To be upfront, this is not a historically popular name, with high short interest driven largely by increasing regulatory pressures capping interest rates in states such as California (AB 539).
And although the near-term credit risk to the company’s portfolio should be relatively muted, this increasingly onerous regulatory environment is what is ultimately leading me to be neutral on this name.
Public perception of the payday loan industry has always been negative. However, it is only relatively recently that increasing uneconomical rate caps have started passing state and provincial legislatures. As an example, rate caps on installment loans are now capped to 36% in California.
Furthermore, if the Democrats win the next election and grow their share in the legislature, I believe it will be incrementally negative for CURO Financial, as they will likely empower the CFPB to set rate caps nationwide. Given that rate caps, if applicable, are still largely set on a state-by-state basis, this can be a material headwind to the business if a nationwide rate cap is set in place.
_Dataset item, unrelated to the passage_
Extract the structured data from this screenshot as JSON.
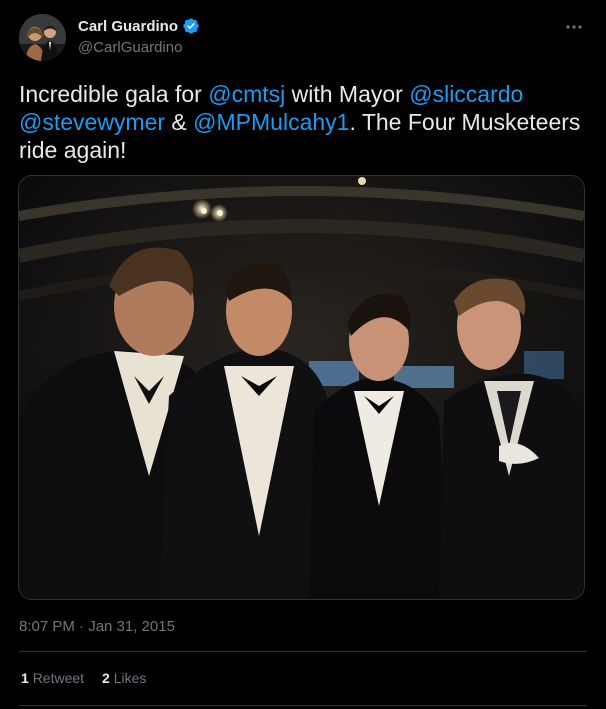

In the Canadian market, it is a similar scenario, with rate caps being put in place in across a variety of different provinces, including BC, Ontario, and Alberta. This has led to CURO Financial pulling out of certain markets. I expect continued rate pressures, and given that it strikes at the core of the economic viability of CURO Financial’s model, I believe it is best to stay on the sidelines.
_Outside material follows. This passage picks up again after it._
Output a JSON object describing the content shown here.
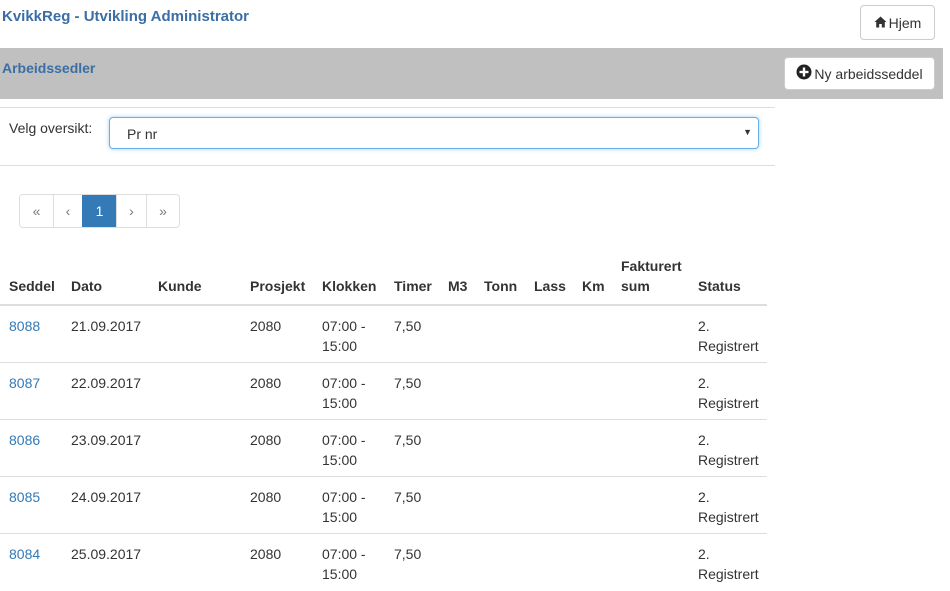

Looking at the most recent Q2 financials, the company’s revenues and margins both declined as new originations and credit quality took a hit. However, despite the macro weakness, CURO Financial still generated positive EPS, which speaks to both the operating leverage inherent in the business as well as the significant positive impact that government stimulus has had on the company’s borrower base.
(Source: Q2 Results)
Overall volume trends and originations are continuing to improve as end-market demand picks up again after the Q1/mid-Q2 lull. This will hopefully drive a narrowing on the YoY revenue decline in Q3. The company has strong liquidity and balance sheet, which will allow it to take advantage of a resurgence in demand. Thus, there is a near-term positive catalyst here. However, given the regulatory environment, I am still long-term negative on the stock.
Valuation and Conclusion
From a valuation perspective, CURO Financial is trading at relative trough levels at close to 3x P/E. Given the overall volume pick-up we are seeing as we head through the 2H, there is a case to be made of a near-term re-rate in this period. However, this is overshadowed by continuing regulatory pressure in the space that is driving uneconomical margins in many municipalities. I expect this to continue, and it is the core reason why I am long-term negative on this company and this space. This is what drives my bearish rating on the stock.
Disclosure: I/we have no positions in any stocks mentioned, and no plans to initiate any positions within the next 72 hours. I wrote this article myself, and it expresses my own opinions. I am not receiving compensation for it (other than from Seeking Alpha). I have no business relationship with any company whose stock is mentioned in this article.